Per quanto riguarda casa nostra, ma non solo, aggiungiamoci la questione ucraina, che si sta incancrenendo con Kiev che non riesce a blindare a sua posizione e con la Russia che implacabilmente continua, purtroppo con un certo successo sia pure parziale, nella sua opera barbarica di distruzione della nazione attaccata. La conseguenza è che si dubita, senza ammetterlo apertamente, che si possa trovare una via d’uscita e quindi ecco le giravolte per evitare di dover in futuro rapportarsi con una Russia che raggiunge il suo obiettivo predatorio e che perciò rimane una potenza con cui fare i conti. Anche qui il risultato è una accresciuta ambiguità di comportamenti, che mettono insieme l’inconciliabile, sostenere Kiev, ma senza concederle di portare la guerra su quel territorio russo da cui partono le operazioni per radere al suolo le sue città e la sua economia. Gli appelli a lasciare lo spazio alle iniziative diplomatiche hanno la stessa credibilità di quelli che invocano qualche potenza ultraterrena capace di fare il miracolo di porre fine alle ostilità. Né Zelesnky, né Putin sono in grado di scendere sul terreno di un negoziato costruttivo e non hanno neppure voglia di farlo. Si tratta di uno scenario in cui gli avvicinamenti di posizioni fra destra e sinistra sono in crescita.

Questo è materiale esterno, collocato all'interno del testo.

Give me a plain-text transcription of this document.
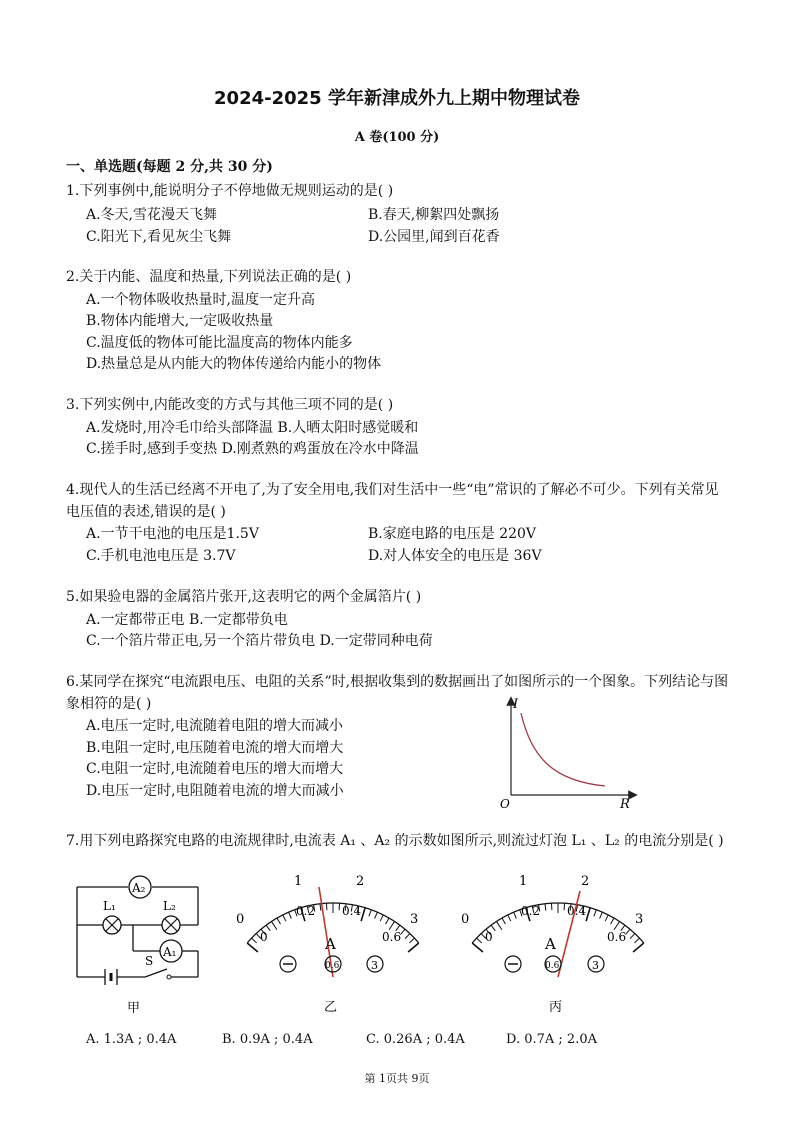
2024-2025 学年新津成外九上期中物理试卷
A 卷(100 分)
一、单选题(每题 2 分,共 30 分)
1.下列事例中,能说明分子不停地做无规则运动的是( )
A.冬天,雪花漫天飞舞	B.春天,柳絮四处飘扬
C.阳光下,看见灰尘飞舞	D.公园里,闻到百花香
2.关于内能、温度和热量,下列说法正确的是( )
A.一个物体吸收热量时,温度一定升高
B.物体内能增大,一定吸收热量
C.温度低的物体可能比温度高的物体内能多
D.热量总是从内能大的物体传递给内能小的物体
3.下列实例中,内能改变的方式与其他三项不同的是( )
A.发烧时,用冷毛巾给头部降温 B.人晒太阳时感觉暖和
C.搓手时,感到手变热 D.刚煮熟的鸡蛋放在冷水中降温
4.现代人的生活已经离不开电了,为了安全用电,我们对生活中一些“电”常识的了解必不可少。下列有关常见
电压值的表述,错误的是( )
A.一节干电池的电压是1.5V	B.家庭电路的电压是 220V
C.手机电池电压是 3.7V	D.对人体安全的电压是 36V
5.如果验电器的金属箔片张开,这表明它的两个金属箔片( )
A.一定都带正电 B.一定都带负电
C.一个箔片带正电,另一个箔片带负电 D.一定带同种电荷
6.某同学在探究“电流跟电压、电阻的关系”时,根据收集到的数据画出了如图所示的一个图象。下列结论与图
象相符的是( )
A.电压一定时,电流随着电阻的增大而减小
B.电阻一定时,电压随着电流的增大而增大
C.电阻一定时,电流随着电压的增大而增大
D.电压一定时,电阻随着电流的增大而减小
I
R
O
7.用下列电路探究电路的电流规律时,电流表 A₁ 、A₂ 的示数如图所示,则流过灯泡 L₁ 、L₂ 的电流分别是( )
A₂
L₁	L₂
A₁
S
甲
0
1	2
3
0
0.2 0.4
0.6
A
0.6	3
乙
0
1	2
3
0
0.2 0.4
0.6
A
0.6	3
丙
A. 1.3A ; 0.4A	B. 0.9A ; 0.4A	C. 0.26A ; 0.4A	D. 0.7A ; 2.0A
第 1页共 9页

Si potrebbe continuare nell’elenco, rammentando la crisi sempre più ingovernabile che sta interessando il Medioriente nonché le incognite sull’esito della campagna presidenziale americana, solo per limitarci a qualche altro caso cruciale. Ce n’è abbastanza per capire perché la politica di casa nostra non riesce ad esprimere una progettualità di cui ci sarebbe tanto bisogno considerando le contingenze in cui ci troviamo.

I partiti sentono troppo il fiato sul collo di una opinione pubblica che in gran parte è disorientata, e per il resto per evitare angosce si aggrappa alle vecchie certezze di ideologie di maniera, cosa che produce non pochi guai. Così il centrodestra non riesce ad uscire dalla concorrenza interna fra chi specula sulle paure che spingono verso le sponde della reazione, mentre il centrosinistra si ingarbuglia fra chi vuole tenere tutto assieme in nome della confluenza su vaghi principi generali (e in vista dell’interesse a vincere posizioni di governo nelle elezioni regionali e amministrative) e chi comunque vuol difendere ad ogni costo il proprio residuo di identità distinta (per più o meno credibile che sia) temendo altrimenti di vedersi risucchiato nel gorgo della ammucchiata unica.

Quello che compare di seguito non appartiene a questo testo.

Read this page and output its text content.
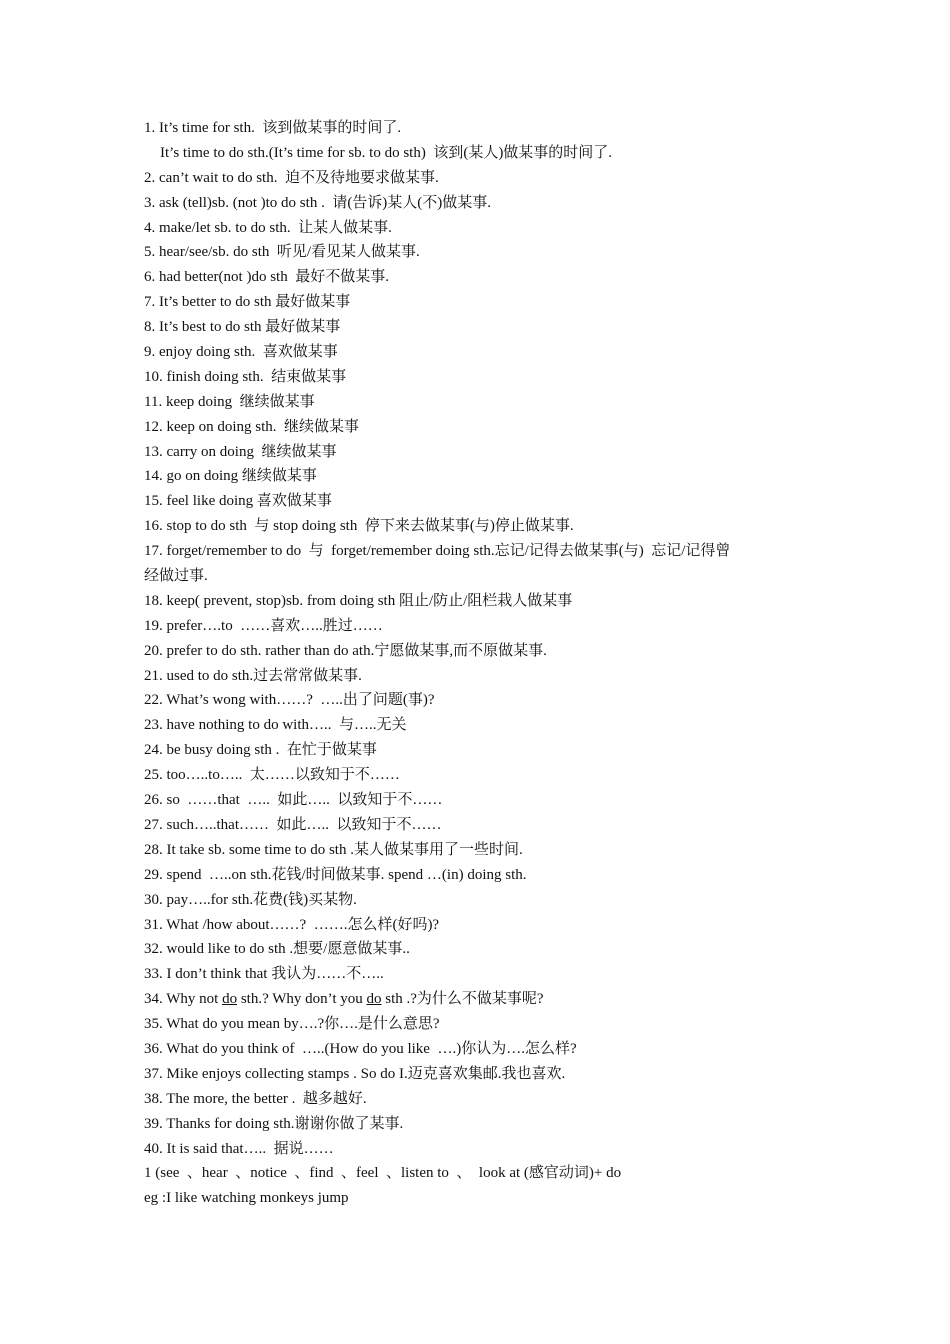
1. It’s time for sth.  该到做某事的时间了.
It’s time to do sth.(It’s time for sb. to do sth)  该到(某人)做某事的时间了.
2. can’t wait to do sth.  迫不及待地要求做某事.
3. ask (tell)sb. (not )to do sth .  请(告诉)某人(不)做某事.
4. make/let sb. to do sth.  让某人做某事.
5. hear/see/sb. do sth  听见/看见某人做某事.
6. had better(not )do sth  最好不做某事.
7. It’s better to do sth 最好做某事
8. It’s best to do sth 最好做某事
9. enjoy doing sth.  喜欢做某事
10. finish doing sth.  结束做某事
11. keep doing  继续做某事
12. keep on doing sth.  继续做某事
13. carry on doing  继续做某事
14. go on doing 继续做某事
15. feel like doing 喜欢做某事
16. stop to do sth  与 stop doing sth  停下来去做某事(与)停止做某事.
17. forget/remember to do  与  forget/remember doing sth.忘记/记得去做某事(与)  忘记/记得曾
经做过事.
18. keep( prevent, stop)sb. from doing sth 阻止/防止/阻栏栽人做某事
19. prefer….to  ……喜欢…..胜过……
20. prefer to do sth. rather than do ath.宁愿做某事,而不原做某事.
21. used to do sth.过去常常做某事.
22. What’s wong with……?  …..出了问题(事)?
23. have nothing to do with…..  与…..无关
24. be busy doing sth .  在忙于做某事
25. too…..to…..  太……以致知于不……
26. so  ……that  …..  如此…..  以致知于不……
27. such…..that……  如此…..  以致知于不……
28. It take sb. some time to do sth .某人做某事用了一些时间.
29. spend  …..on sth.花钱/时间做某事. spend …(in) doing sth.
30. pay…..for sth.花费(钱)买某物.
31. What /how about……?  …….怎么样(好吗)?
32. would like to do sth .想要/愿意做某事..
33. I don’t think that 我认为……不…..
34. Why not do sth.? Why don’t you do sth .?为什么不做某事呢?
35. What do you mean by….?你….是什么意思?
36. What do you think of  …..(How do you like  ….)你认为….怎么样?
37. Mike enjoys collecting stamps . So do I.迈克喜欢集邮.我也喜欢.
38. The more, the better .  越多越好.
39. Thanks for doing sth.谢谢你做了某事.
40. It is said that…..  据说……
1 (see  、hear  、notice  、find  、feel  、listen to  、  look at (感官动词)+ do
eg :I like watching monkeys jump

Dovrebbe essere banale comprendere che in questa maniera il nostro Paese si vede erodere qualsiasi credibilità internazionale, cosa che non possiamo proprio permetterci. Non per assurde pretese sovraniste, ma per la elementare considerazione che se si perde il proprio status di affidabilità diventerà difficile sia sostenere il nostro debito mostruoso che dipende dagli investitori per parte non piccola internazionali, sia approfittare delle opportunità che sono presenti in un rapporto di interscambio continuo come è ormai determinato dalle relazioni interstatuali.

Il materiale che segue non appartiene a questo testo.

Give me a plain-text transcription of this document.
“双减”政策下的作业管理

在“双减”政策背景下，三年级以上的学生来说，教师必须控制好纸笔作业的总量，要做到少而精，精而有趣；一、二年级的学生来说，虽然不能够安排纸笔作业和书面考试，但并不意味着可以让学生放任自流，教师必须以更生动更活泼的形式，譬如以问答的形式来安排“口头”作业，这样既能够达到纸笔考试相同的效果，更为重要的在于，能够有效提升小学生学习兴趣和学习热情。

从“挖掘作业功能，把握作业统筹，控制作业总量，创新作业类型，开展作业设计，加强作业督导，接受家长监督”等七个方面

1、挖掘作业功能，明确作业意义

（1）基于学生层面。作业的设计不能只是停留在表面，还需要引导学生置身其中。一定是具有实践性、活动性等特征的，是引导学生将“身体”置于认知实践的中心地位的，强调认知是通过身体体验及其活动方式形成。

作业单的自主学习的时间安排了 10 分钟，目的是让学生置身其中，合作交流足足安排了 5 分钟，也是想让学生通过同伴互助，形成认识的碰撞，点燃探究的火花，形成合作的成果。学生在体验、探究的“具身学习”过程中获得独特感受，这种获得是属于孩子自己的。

Inevitabilmente una seria presa di coscienza di questa congiuntura, se si riuscirà a farla, implicherà una revisione della formazione e del peso delle leadership politiche oggi presenti quando sono, come in ben più di un caso, inadeguate per le sfide che abbiamo davanti. Ma ciò provoca e provocherà sempre più lotte senza tregua perché chi si è guadagnato uno spazio di potere, modesto o cospicuo che sia, non sarà certo collaborativo. Ecco un’incognita di cui si dovrà tenere molto conto nei prossimi mesi.